Herald on Sunday rating: * * 1/2
Address: 1 Pakenham St East
Phone: (09) 365 2585
Website: www.chow.co.nz
Open: Open seven days from noon until midnight
Vegetarians: A third of the menu
Wine list: More than adequate. Also cocktails, beers, sake
Sound check: Boisterous
Watch out for: The rowdies in the bar
Bottom line: A food hall with pretensions.
KEY POINTS:
From the diner's point of view, "I'm going to need that chair back" is not a great opening line. The young waitress who served us at Chow, and uttered it in place of "Good evening" or "Hi", remains nameless because I found her gracelessness more puzzling than offensive and I suspect she wasn't actually trying to be rude.
The problem was that my daughter had grabbed a nearby (unused) chair so the three of us could face each other from a convivial three sides of our table rather than be spread out like birds on a wire. The waitress apparently regarded this as something between a breach of protocol and a calculated insult. I wondered whether she might be able to rustle up a chair from elsewhere, which she thought an utterly inspired suggestion but I still wonder why she didn't think of it herself.
This crisis averted, we turned our attention to the menu. Chow is one of four (the other three are in Wellington) in a chain of the pan-Asian eateries that have become something of a culinary fashion in the past few years. Wagamama is the international template, and East a local adaptation (although East established itself before Wagamama set up shop here).
These "Western-styled noodle bars" (East's self-description) grew up, one assumes, because of a perceived appetite for Asian food that's, well, not too Asian. This strikes me as slightly sad. The best kind of Asian restaurant is one that is so packed with natives of the country whose cuisine is being served that it's a hard job to get a table.
When we arrived, the bar was heaving with office types. Some had colonised the deck to smoke and exchange hoots and shrieks, which must be fun if you live in those apartments across the street. But the restaurant end, with its own door, is quieter and, divided into small areas that are almost intimate.
The speciality of the house is the so-called "long plate", on which are arrayed five small morsels of Asian-fusion tucker, alongside a bowl of dipping sauce. Sometimes these are more fusion than Asian: the deep-fried wontons stuffed with blue cheese and peanuts and drizzled with a sickly berry puree would have to be the most hideous single thing it has ever been my misfortune to eat, with the possible exception of snake, but there's no accounting for taste and I am sure some people love them.

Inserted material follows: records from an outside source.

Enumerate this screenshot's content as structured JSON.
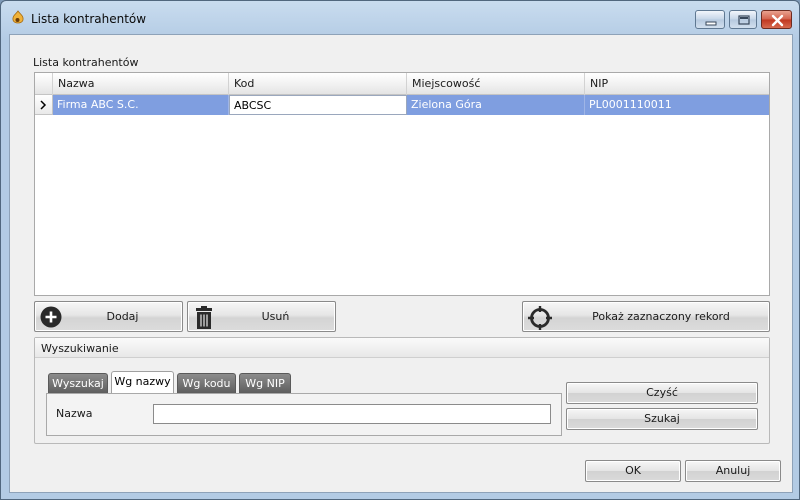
{
  "window": {
    "title": "Lista kontrahentów"
  },
  "list_label": "Lista kontrahentów",
  "grid": {
    "columns": [
      "Nazwa",
      "Kod",
      "Miejscowość",
      "NIP"
    ],
    "rows": [
      {
        "name": "Firma ABC S.C.",
        "code": "ABCSC",
        "city": "Zielona Góra",
        "nip": "PL0001110011"
      }
    ]
  },
  "actions": {
    "add_label": "Dodaj",
    "delete_label": "Usuń",
    "show_label": "Pokaż zaznaczony rekord"
  },
  "search": {
    "group_title": "Wyszukiwanie",
    "tabs": [
      "Wyszukaj",
      "Wg nazwy",
      "Wg kodu",
      "Wg NIP"
    ],
    "active_tab": "Wg nazwy",
    "field_label": "Nazwa",
    "field_value": "",
    "clear_label": "Czyść",
    "search_label": "Szukaj"
  },
  "footer": {
    "ok_label": "OK",
    "cancel_label": "Anuluj"
  },
  "colors": {
    "selection": "#7f9ee0",
    "close_button": "#c0371f"
  }
}
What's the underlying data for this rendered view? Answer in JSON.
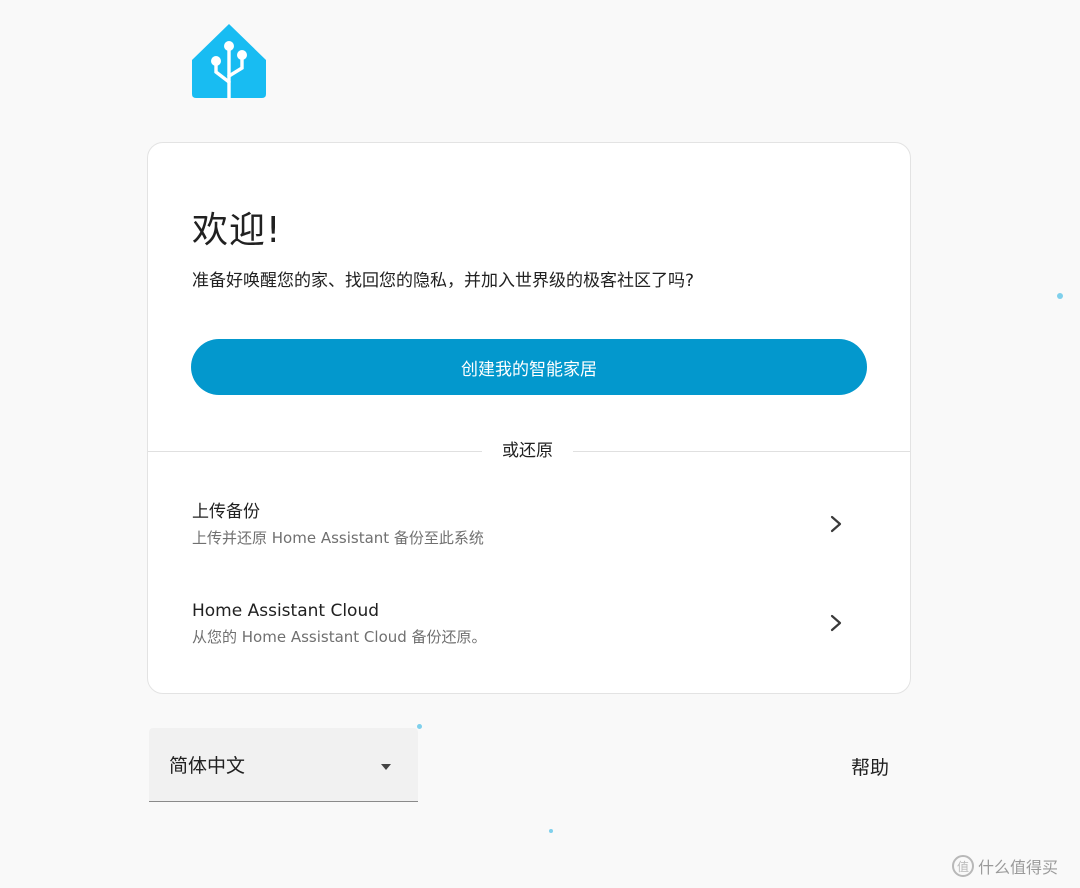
{
  "brand": {
    "logo_icon": "home-assistant-logo-icon",
    "color": "#18bcf2"
  },
  "welcome": {
    "title": "欢迎!",
    "subtitle": "准备好唤醒您的家、找回您的隐私，并加入世界级的极客社区了吗?",
    "primary_button": "创建我的智能家居",
    "primary_color": "#0398cd"
  },
  "divider": {
    "label": "或还原"
  },
  "restore_options": [
    {
      "title": "上传备份",
      "description": "上传并还原 Home Assistant 备份至此系统",
      "icon": "chevron-right-icon"
    },
    {
      "title": "Home Assistant Cloud",
      "description": "从您的 Home Assistant Cloud 备份还原。",
      "icon": "chevron-right-icon"
    }
  ],
  "footer": {
    "language": {
      "value": "简体中文",
      "icon": "arrow-drop-down-icon"
    },
    "help_label": "帮助"
  },
  "watermark": {
    "text": "什么值得买"
  }
}
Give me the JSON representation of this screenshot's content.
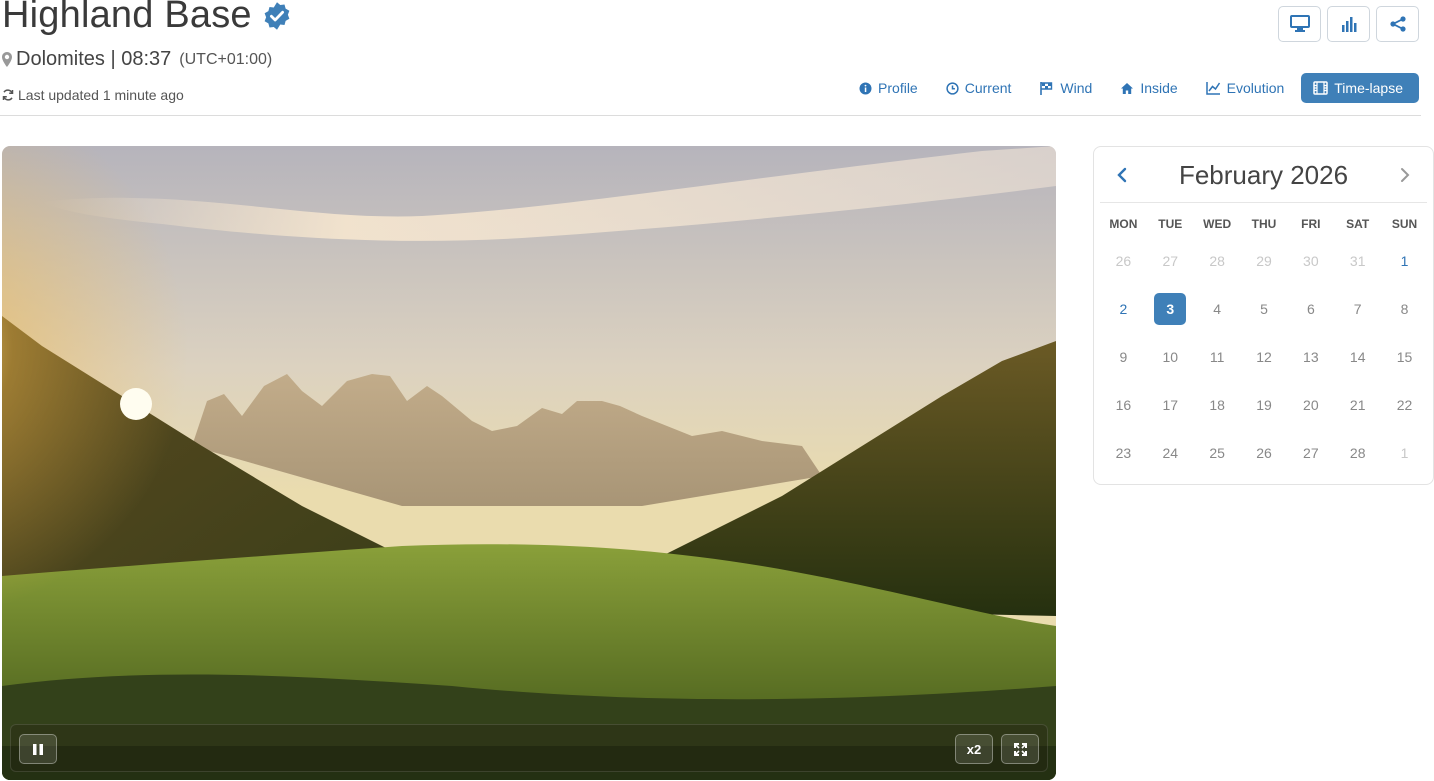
{
  "station": {
    "name": "Highland Base",
    "location": "Dolomites | 08:37",
    "timezone": "(UTC+01:00)",
    "last_updated": "Last updated 1 minute ago"
  },
  "toolbar": {
    "icons": [
      "monitor-icon",
      "bar-chart-icon",
      "share-icon"
    ]
  },
  "nav": {
    "items": [
      {
        "label": "Profile",
        "icon": "info-icon"
      },
      {
        "label": "Current",
        "icon": "clock-icon"
      },
      {
        "label": "Wind",
        "icon": "flag-icon"
      },
      {
        "label": "Inside",
        "icon": "home-icon"
      },
      {
        "label": "Evolution",
        "icon": "line-chart-icon"
      },
      {
        "label": "Time-lapse",
        "icon": "film-icon",
        "active": true
      }
    ]
  },
  "player": {
    "speed": "x2",
    "controls": [
      "pause-icon",
      "fullscreen-icon"
    ]
  },
  "calendar": {
    "title": "February 2026",
    "weekdays": [
      "MON",
      "TUE",
      "WED",
      "THU",
      "FRI",
      "SAT",
      "SUN"
    ],
    "weeks": [
      [
        "26",
        "27",
        "28",
        "29",
        "30",
        "31",
        "1"
      ],
      [
        "2",
        "3",
        "4",
        "5",
        "6",
        "7",
        "8"
      ],
      [
        "9",
        "10",
        "11",
        "12",
        "13",
        "14",
        "15"
      ],
      [
        "16",
        "17",
        "18",
        "19",
        "20",
        "21",
        "22"
      ],
      [
        "23",
        "24",
        "25",
        "26",
        "27",
        "28",
        "1"
      ]
    ],
    "selected": "3"
  },
  "colors": {
    "accent": "#3f80b8",
    "link": "#2f74b5"
  }
}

As to the rest, they vary between perfectly acceptable and puzzling: the smoked eel in the Vietnamese-inspired cold rice-paper rolls was barely discernible because of all the coriander and chilli paste, the taste of squid was swamped with teriyaki sauce, and the rib of beef (one of the more expensive dishes) was bony small-end meat, tough and tasteless.
The steamed dishes, notably the banana-leaf-wrapped fish and the "pork pot sticker" dumplings, were much better but the value for money is very questionable. When five small dumplings cost $13, for example, more than twice the price of three big ones in any yum cha joint around town, Chow starts to look more like a marketing idea than a meal, more concept than cuisine.
Admittedly I had two hungry students in tow, but $180 is an expensive meal for three. And, as an east-meets-west experience, it's more west-avoids-east, really.